Many of us can relate to Naaman because we, too, have deep pains we would rather keep hidden—the very wounds we have tried to mask with different remedies (e.g., success, accomplishment, relationships, etc.) so that others around us cannot see them. In light of this, let us hear the words of Christ, “Come to me, all who labor and are heavy laden, and I will give you rest.” May we take a step of faith and ask the Great Physician to come into the deep crevices of our wounds—to bring healing, restoration, and renewal.
Prayer: Father God, thank You for always being patient with me even when I am stubborn in my own ways. May I humble myself today and come before You just as I am. I ask that You heal my pain and brokenness. Allow me to be sensitive to Your leading today and give me the strength and courage to uproot whatever is preventing me from experiencing Your peace and joy. In Jesus’ Name, Amen.

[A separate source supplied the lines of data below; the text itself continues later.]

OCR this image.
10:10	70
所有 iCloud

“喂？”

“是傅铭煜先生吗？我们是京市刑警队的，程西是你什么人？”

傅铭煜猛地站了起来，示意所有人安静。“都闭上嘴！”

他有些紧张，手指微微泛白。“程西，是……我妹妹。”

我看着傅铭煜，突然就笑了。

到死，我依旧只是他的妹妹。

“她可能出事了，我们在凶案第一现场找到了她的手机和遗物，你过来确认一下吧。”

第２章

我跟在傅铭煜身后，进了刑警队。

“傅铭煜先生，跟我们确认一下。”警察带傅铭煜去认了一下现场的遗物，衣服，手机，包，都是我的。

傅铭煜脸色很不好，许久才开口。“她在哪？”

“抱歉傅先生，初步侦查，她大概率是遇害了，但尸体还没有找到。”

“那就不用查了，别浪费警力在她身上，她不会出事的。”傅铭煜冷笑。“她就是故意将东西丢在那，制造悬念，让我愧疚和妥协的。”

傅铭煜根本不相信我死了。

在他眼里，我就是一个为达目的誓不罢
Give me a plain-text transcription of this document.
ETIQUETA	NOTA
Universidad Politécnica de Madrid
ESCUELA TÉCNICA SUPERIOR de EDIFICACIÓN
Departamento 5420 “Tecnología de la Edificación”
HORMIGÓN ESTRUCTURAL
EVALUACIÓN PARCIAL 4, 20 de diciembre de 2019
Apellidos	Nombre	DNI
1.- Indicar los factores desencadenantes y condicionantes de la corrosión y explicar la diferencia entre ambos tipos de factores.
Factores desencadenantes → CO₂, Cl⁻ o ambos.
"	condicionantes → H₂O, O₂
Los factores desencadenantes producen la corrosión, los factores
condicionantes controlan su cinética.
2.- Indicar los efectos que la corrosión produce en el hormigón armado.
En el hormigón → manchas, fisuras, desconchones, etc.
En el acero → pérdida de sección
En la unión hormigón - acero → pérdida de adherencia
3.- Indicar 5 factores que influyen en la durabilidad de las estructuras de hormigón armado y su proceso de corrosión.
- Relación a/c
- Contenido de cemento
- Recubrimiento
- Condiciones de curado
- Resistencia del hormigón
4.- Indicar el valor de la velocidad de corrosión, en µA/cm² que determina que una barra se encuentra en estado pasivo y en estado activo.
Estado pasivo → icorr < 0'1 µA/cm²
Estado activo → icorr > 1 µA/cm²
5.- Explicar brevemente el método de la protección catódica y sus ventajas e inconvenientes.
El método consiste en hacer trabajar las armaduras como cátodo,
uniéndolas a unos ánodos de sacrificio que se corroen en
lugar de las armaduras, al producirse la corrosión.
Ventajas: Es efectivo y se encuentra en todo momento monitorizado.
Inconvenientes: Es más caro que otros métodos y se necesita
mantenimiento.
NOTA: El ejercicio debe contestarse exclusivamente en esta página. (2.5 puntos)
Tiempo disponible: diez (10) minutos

Bible Reading for Today: Job 24
Lunch Break Study
Read 2 Corinthians 4:16-18: “So we do not lose heart. Though our outer self is wasting away, our inner self is being renewed day by day. 17 For this light momentary affliction is preparing for us an eternal weight of glory beyond all comparison, 18 as we look not to the things that are seen but to the things that are unseen. For the things that are seen are transient, but the things that are unseen are eternal.”
Questions to Consider
- How is our inner self being renewed day by day?
- How can Paul say that his momentary affliction is light?
- What should we fix our eyes on?
- On a physical level, we are all moving toward death. As we wait for our physical existence to be renewed when Christ returns, Paul writes that day by day, the ministry of the Holy Spirit is renewing our inward self.
- Paul is writing that the difficulties of this life are minor when compared to the weight of our eternal salvation.
- Paul writes that we should focus our eyes on what is unseen—our future salvation in Christ.
Ask the Holy Spirit to renew your heart and spirit. The enemy will use fear and fatigue for us to lose heart. In Ephesians 6:10-11 says, “Finally, be strong in the Lord and in the strength of his might. 11 Put on the whole armor of God, that you may be able to stand against the schemes of the devil.”